L’avenir incertain du musée Dupuytren, royaume des organes conservés dans des bocaux de formol

Squelettes en pagaille, fœtus malformés ou globes oculaires soigneusement rangés, voici un aperçu de ce que vous pouvez observer au Musée Dupuytren, à deux pas d’Odéon. Situé au sein de laboratoires de recherche du Couvent des Cordeliers, et en face de la faculté de médecine Paris Descartes, ce petit temple scientifique étudie depuis 1885 les anatomies pathologiques et particulièrement les anomalies morphologiques. Pour s’y rendre, redoublez d’attention car, après avoir demandé votre chemin, votre sens de l’orientation vous fera certainement défaut mais renforcera votre excitation. Et c’est seulement après vous être trompé plusieurs fois que la porte du musée apparaîtra sous vos yeux. Dedans, on y trouve plus de 6 000 objets entre moulages de cire, organes conservés dans des bocaux de formol ou diverses déviations osseuses.

© Céline Quintin
© Céline Quintin

La visite peut faire froid dans le dos ou choquer les âmes sensibles mais l’objectif est ailleurs. Et Patrick Conan, conservateur et guide, nous le fait comprendre : « Si vous vous baladez dans le Paris du XVIIIe siècle, vous serez un peu étonné de voir que certaines maladies s’apparentent aux individus des peintures de Jérôme Bosch. Elles ne sont pas entièrement identiques mais peuvent y ressembler. » A travers ses propos, on comprend que ce lieu retrace toutes les facettes de l’évolution humaine, de l’histoire de l’art à l’histoire de la littérature : « Vous pouvez parler de Rabelais avec la syphilis. Vous pouvez parler d’Homère avec les cyclopes. » La visite prend alors une tout autre tournure et l’on réfléchit sur ce que pourrait être notre société si ces pathologies existaient toujours en aussi grand nombre. On réalise également l’importance de conserver cette collection pour aider les scientifiques dans leurs recherches. Patrick Conan ne souhaite pas que les « gens ressortent d’ici en étant réduits à l’état de voyeurs ou en se disant que c’est le musée des horreurs ». Le conservateur atteint son but à merveille car lorsqu’on quitte les lieux, c’est l’aspect historique du musée qui nous reste en mémoire, plutôt que son côté galerie des horreurs.

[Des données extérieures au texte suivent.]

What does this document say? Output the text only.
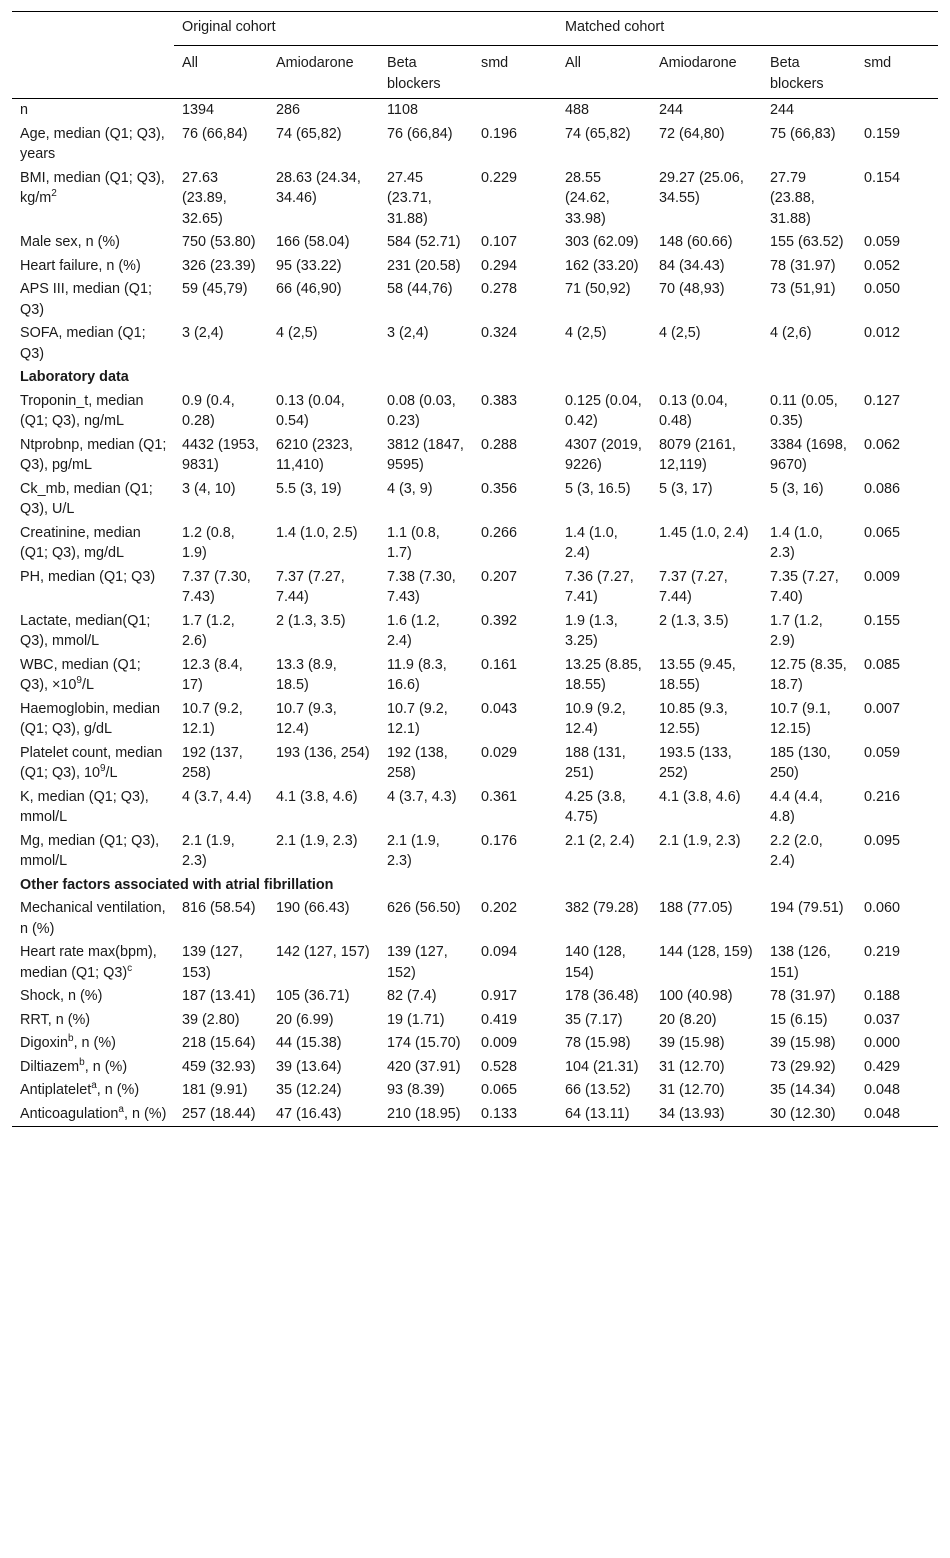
	Original cohort				Matched cohort			
	All	Amiodarone	Beta blockers	smd	All	Amiodarone	Beta blockers	smd
n	1394	286	1108		488	244	244	
Age, median (Q1; Q3), years	76 (66,84)	74 (65,82)	76 (66,84)	0.196	74 (65,82)	72 (64,80)	75 (66,83)	0.159
BMI, median (Q1; Q3), $kg/m^2$	27.63 (23.89, 32.65)	28.63 (24.34, 34.46)	27.45 (23.71, 31.88)	0.229	28.55 (24.62, 33.98)	29.27 (25.06, 34.55)	27.79 (23.88, 31.88)	0.154
Male sex, n (%)	750 (53.80)	166 (58.04)	584 (52.71)	0.107	303 (62.09)	148 (60.66)	155 (63.52)	0.059
Heart failure, n (%)	326 (23.39)	95 (33.22)	231 (20.58)	0.294	162 (33.20)	84 (34.43)	78 (31.97)	0.052
APS III, median (Q1; Q3)	59 (45,79)	66 (46,90)	58 (44,76)	0.278	71 (50,92)	70 (48,93)	73 (51,91)	0.050
SOFA, median (Q1; Q3)	3 (2,4)	4 (2,5)	3 (2,4)	0.324	4 (2,5)	4 (2,5)	4 (2,6)	0.012
Laboratory data								
Troponin_t, median (Q1; Q3), ng/mL	0.9 (0.4, 0.28)	0.13 (0.04, 0.54)	0.08 (0.03, 0.23)	0.383	0.125 (0.04, 0.42)	0.13 (0.04, 0.48)	0.11 (0.05, 0.35)	0.127
Ntprobnp, median (Q1; Q3), pg/mL	4432 (1953, 9831)	6210 (2323, 11,410)	3812 (1847, 9595)	0.288	4307 (2019, 9226)	8079 (2161, 12,119)	3384 (1698, 9670)	0.062
Ck_mb, median (Q1; Q3), U/L	3 (4, 10)	5.5 (3, 19)	4 (3, 9)	0.356	5 (3, 16.5)	5 (3, 17)	5 (3, 16)	0.086
Creatinine, median (Q1; Q3), mg/dL	1.2 (0.8, 1.9)	1.4 (1.0, 2.5)	1.1 (0.8, 1.7)	0.266	1.4 (1.0, 2.4)	1.45 (1.0, 2.4)	1.4 (1.0, 2.3)	0.065
PH, median (Q1; Q3)	7.37 (7.30, 7.43)	7.37 (7.27, 7.44)	7.38 (7.30, 7.43)	0.207	7.36 (7.27, 7.41)	7.37 (7.27, 7.44)	7.35 (7.27, 7.40)	0.009
Lactate, median(Q1; Q3), mmol/L	1.7 (1.2, 2.6)	2 (1.3, 3.5)	1.6 (1.2, 2.4)	0.392	1.9 (1.3, 3.25)	2 (1.3, 3.5)	1.7 (1.2, 2.9)	0.155
WBC, median (Q1; Q3), $\times 10^9/L$	12.3 (8.4, 17)	13.3 (8.9, 18.5)	11.9 (8.3, 16.6)	0.161	13.25 (8.85, 18.55)	13.55 (9.45, 18.55)	12.75 (8.35, 18.7)	0.085
Haemoglobin, median (Q1; Q3), g/dL	10.7 (9.2, 12.1)	10.7 (9.3, 12.4)	10.7 (9.2, 12.1)	0.043	10.9 (9.2, 12.4)	10.85 (9.3, 12.55)	10.7 (9.1, 12.15)	0.007
Platelet count, median (Q1; Q3), $10^9/L$	192 (137, 258)	193 (136, 254)	192 (138, 258)	0.029	188 (131, 251)	193.5 (133, 252)	185 (130, 250)	0.059
K, median (Q1; Q3), mmol/L	4 (3.7, 4.4)	4.1 (3.8, 4.6)	4 (3.7, 4.3)	0.361	4.25 (3.8, 4.75)	4.1 (3.8, 4.6)	4.4 (4.4, 4.8)	0.216
Mg, median (Q1; Q3), mmol/L	2.1 (1.9, 2.3)	2.1 (1.9, 2.3)	2.1 (1.9, 2.3)	0.176	2.1 (2, 2.4)	2.1 (1.9, 2.3)	2.2 (2.0, 2.4)	0.095
Other factors associated with atrial fibrillation								
Mechanical ventilation, n (%)	816 (58.54)	190 (66.43)	626 (56.50)	0.202	382 (79.28)	188 (77.05)	194 (79.51)	0.060
Heart rate max(bpm), median (Q1; Q3)$^c$	139 (127, 153)	142 (127, 157)	139 (127, 152)	0.094	140 (128, 154)	144 (128, 159)	138 (126, 151)	0.219
Shock, n (%)	187 (13.41)	105 (36.71)	82 (7.4)	0.917	178 (36.48)	100 (40.98)	78 (31.97)	0.188
RRT, n (%)	39 (2.80)	20 (6.99)	19 (1.71)	0.419	35 (7.17)	20 (8.20)	15 (6.15)	0.037
Digoxin$^b$, n (%)	218 (15.64)	44 (15.38)	174 (15.70)	0.009	78 (15.98)	39 (15.98)	39 (15.98)	0.000
Diltiazem$^b$, n (%)	459 (32.93)	39 (13.64)	420 (37.91)	0.528	104 (21.31)	31 (12.70)	73 (29.92)	0.429
Antiplatelet$^a$, n (%)	181 (9.91)	35 (12.24)	93 (8.39)	0.065	66 (13.52)	31 (12.70)	35 (14.34)	0.048
Anticoagulation$^a$, n (%)	257 (18.44)	47 (16.43)	210 (18.95)	0.133	64 (13.11)	34 (13.93)	30 (12.30)	0.048
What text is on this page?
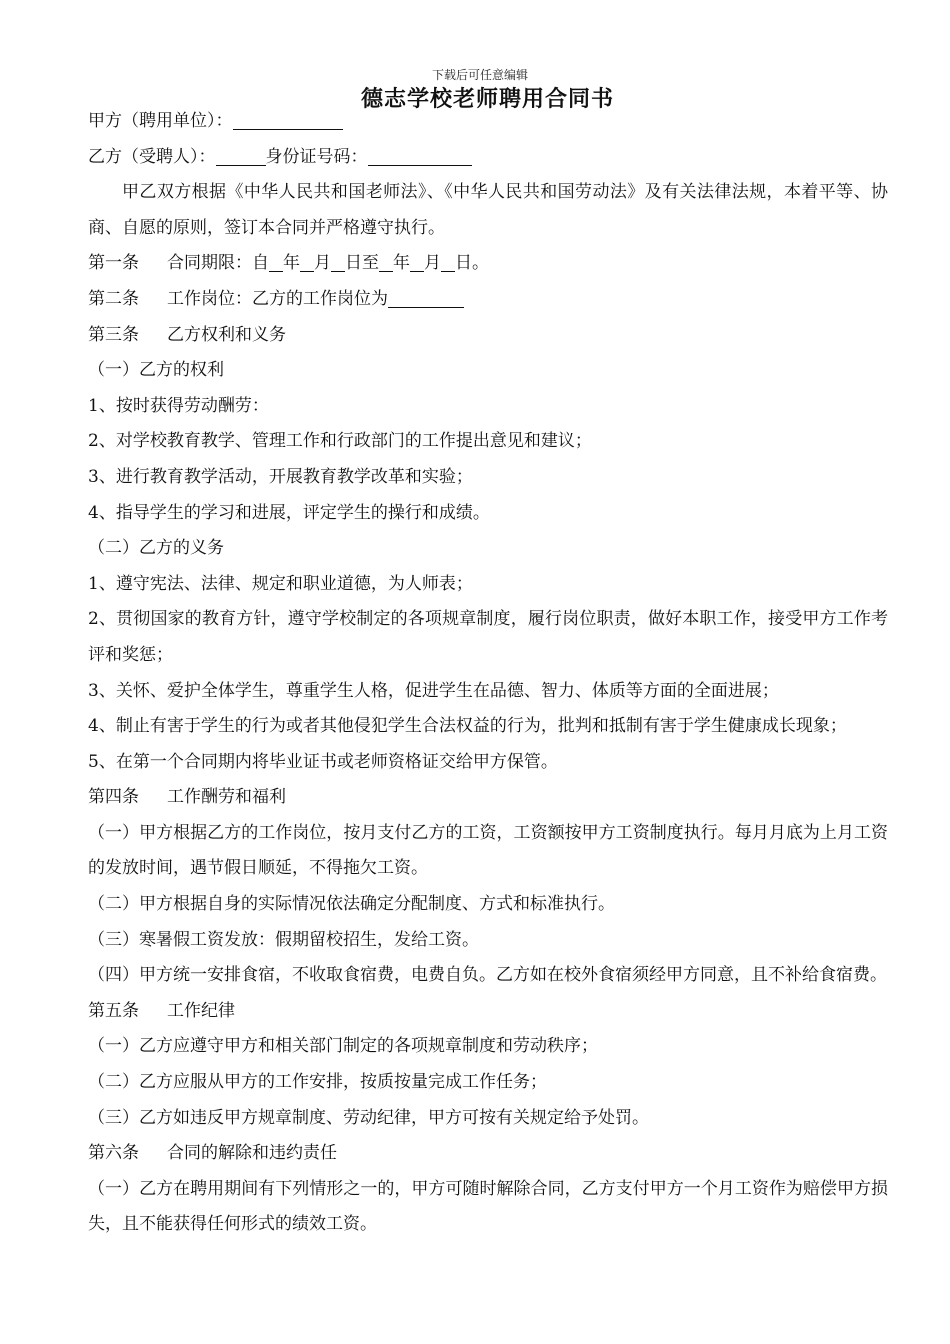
下载后可任意编辑
德志学校老师聘用合同书
甲方（聘用单位）：
乙方（受聘人）：	身份证号码：
甲乙双方根据《中华人民共和国老师法》、《中华人民共和国劳动法》及有关法律法规，本着平等、协商、自愿的原则，签订本合同并严格遵守执行。
第一条 合同期限：自 年 月 日至 年 月 日。
第二条 工作岗位：乙方的工作岗位为
第三条 乙方权利和义务
（一）乙方的权利
1、按时获得劳动酬劳：
2、对学校教育教学、管理工作和行政部门的工作提出意见和建议；
3、进行教育教学活动，开展教育教学改革和实验；
4、指导学生的学习和进展，评定学生的操行和成绩。
（二）乙方的义务
1、遵守宪法、法律、规定和职业道德，为人师表；
2、贯彻国家的教育方针，遵守学校制定的各项规章制度，履行岗位职责，做好本职工作，接受甲方工作考评和奖惩；
3、关怀、爱护全体学生，尊重学生人格，促进学生在品德、智力、体质等方面的全面进展；
4、制止有害于学生的行为或者其他侵犯学生合法权益的行为，批判和抵制有害于学生健康成长现象；
5、在第一个合同期内将毕业证书或老师资格证交给甲方保管。
第四条 工作酬劳和福利
（一）甲方根据乙方的工作岗位，按月支付乙方的工资，工资额按甲方工资制度执行。每月月底为上月工资的发放时间，遇节假日顺延，不得拖欠工资。
（二）甲方根据自身的实际情况依法确定分配制度、方式和标准执行。
（三）寒暑假工资发放：假期留校招生，发给工资。
（四）甲方统一安排食宿，不收取食宿费，电费自负。乙方如在校外食宿须经甲方同意，且不补给食宿费。
第五条 工作纪律
（一）乙方应遵守甲方和相关部门制定的各项规章制度和劳动秩序；
（二）乙方应服从甲方的工作安排，按质按量完成工作任务；
（三）乙方如违反甲方规章制度、劳动纪律，甲方可按有关规定给予处罚。
第六条 合同的解除和违约责任
（一）乙方在聘用期间有下列情形之一的，甲方可随时解除合同，乙方支付甲方一个月工资作为赔偿甲方损失，且不能获得任何形式的绩效工资。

Toutefois l’établissement, qui porte le nom d’un grand anatomiste et chirurgien français du XIXe siècle, est aujourd’hui contraint de déménager à la fin du mois sous prétexte de « locaux vétustes, non favorables à la conservation de la collection ». Celle-ci sera alors transférée dans les sous-sols de l’université Jussieu où, paraît-il, l’éclairage laisse à désirer. Seuls les chercheurs et étudiants de Jussieu pourront y accéder sur demande. Les conditions de ce transfert font naître la colère de Martine Chauffeté qui s’exclame qu’« un musée accessible sur rendez-vous n’est plus un musée ». Aujourd’hui, sa pétition recueille presque 11 000 signatures pour lutter contre cette fermeture déguisée. Face à son avenir incertain, vous avez jusqu’au 25 mars pour foncer au Musée Dupuytren. Deux conseils : arrivez tôt car les visites s’effectuent toutes les heures, ne laissant entrer que dix-neuf personnes, et prévoyez votre monnaie car vous ne pourrez pas payer par carte bleue.